According to V.N. Avanesova, during classes that are based on the direct influence of adults on the teacher, it is impossible to implement all the goals of sensory education: didactic games still play a large role.
The researcher believes that in some cases games are a specific playful form of conducting classes. They can be organized with all preschoolers during classes. In other cases, games should be used in everyday life, when the child plays independently.
Purpose of sensory education for preschoolers 4-5 years old
Sensory education of children aged 4-5 years is focused on the formation of the foundations of sensory perception of the surrounding reality and the formation of sensory representations of preschoolers. It is important to carry it out precisely during this period because it is sensitive for the development of the sensory side of the personality and the formation of sensory ideas.
Based on this goal, we can identify a number of tasks for sensory education of children 4-5 years old. These include:
- Expanding preschoolers’ understanding of the sensory structure of the world;
- Formation of productive sensory perception skills;
- Improving the sensory development of preschoolers through the active use of all senses;
- Development of skills in differentiating objects based on sensory characteristics;
- Formation of skills for examining objects based on sensory characteristics;
- Development of elementary sensory representations of preschool children.
Achieving these goals is carried out through various methods and areas of educational activity.
Game methods for forming ideas about color
The main focus is on color recognition exercises and games. With their help, a preschooler can become familiar with the generally accepted system of shades and color tones, which are included in the form of transitional phrases.
These games are very important, because children, when perceiving color in the environment, drawing it with paints and pencils, are not able to independently learn to systematize shades and tones.

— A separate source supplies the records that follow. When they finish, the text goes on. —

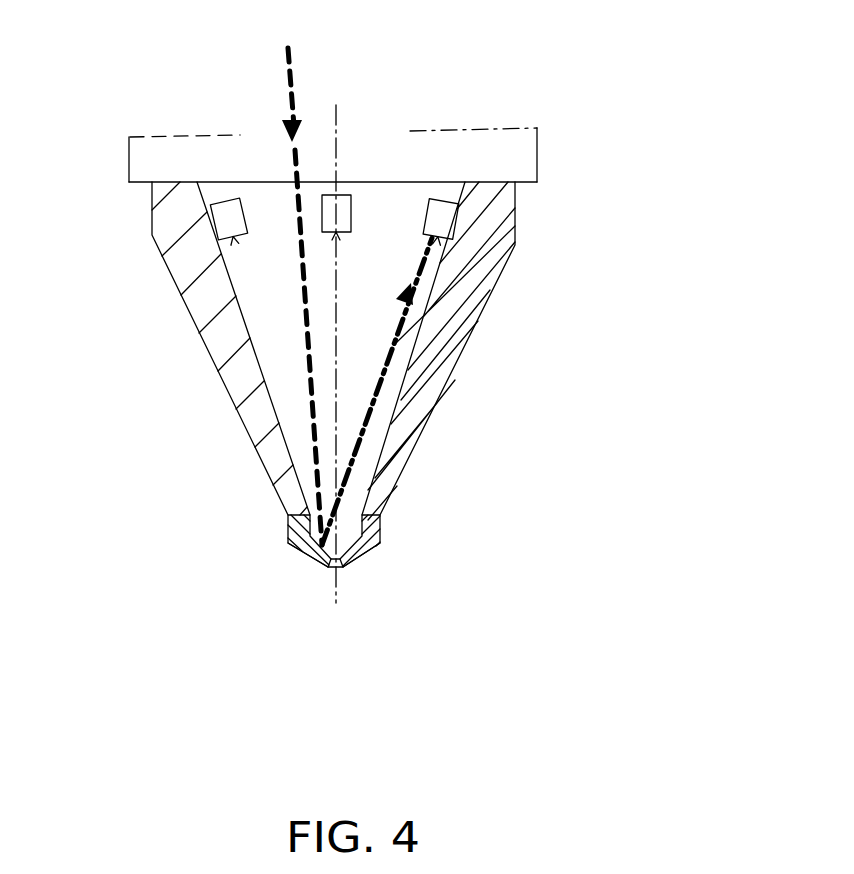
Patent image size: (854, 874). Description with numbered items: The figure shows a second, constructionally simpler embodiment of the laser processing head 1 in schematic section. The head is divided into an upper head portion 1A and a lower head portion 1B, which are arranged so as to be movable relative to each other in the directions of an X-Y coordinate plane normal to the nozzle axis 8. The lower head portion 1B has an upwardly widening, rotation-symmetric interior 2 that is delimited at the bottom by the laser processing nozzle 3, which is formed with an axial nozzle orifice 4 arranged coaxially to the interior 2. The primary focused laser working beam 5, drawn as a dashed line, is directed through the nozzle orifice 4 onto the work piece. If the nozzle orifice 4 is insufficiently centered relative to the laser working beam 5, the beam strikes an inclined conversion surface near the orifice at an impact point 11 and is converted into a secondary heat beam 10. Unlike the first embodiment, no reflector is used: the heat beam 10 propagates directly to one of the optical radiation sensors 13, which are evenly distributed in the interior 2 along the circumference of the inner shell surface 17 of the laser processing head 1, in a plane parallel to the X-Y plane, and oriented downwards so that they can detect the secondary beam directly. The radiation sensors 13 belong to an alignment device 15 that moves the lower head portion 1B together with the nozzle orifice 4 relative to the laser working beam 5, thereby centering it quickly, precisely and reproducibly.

The laser processing head 1 is at (171, 109).
The upper head portion 1A is at (475, 130).
The lower head portion 1B is at (488, 406).
The interior 2 is at (347, 291).
The laser processing nozzle 3 is at (377, 547).
The nozzle orifice 4 is at (348, 570).
The laser working beam 5 is at (290, 72).
The nozzle axis 8 is at (333, 575).
The heat beam 10 is at (370, 408).
The impact point 11 is at (302, 545).
The radiation sensors 13 is at (440, 217).
The alignment device 15 is at (571, 193).
The inner shell surface 17 is at (236, 281).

G.S. Shwaido offers his own model for constructing games for color discrimination and recognition. First, the child must remember colors that are close to each other. Then he must learn to distinguish colors by dark and light shades.
After this, children should learn to distinguish between shades of one color. First, choose two shades. Then several.
To firmly grasp sensory standards, you need to repeat games many times. But repetition needs to be organized in different ways. If you repeat didactic games without changes, this will give children the opportunity to consolidate acquired skills and knowledge during the exercises.
But if you make familiar games a little more complicated, it develops interest in them. Solving new problems brings children a sense of satisfaction and joy, and children are fueled by a desire to be mentally active.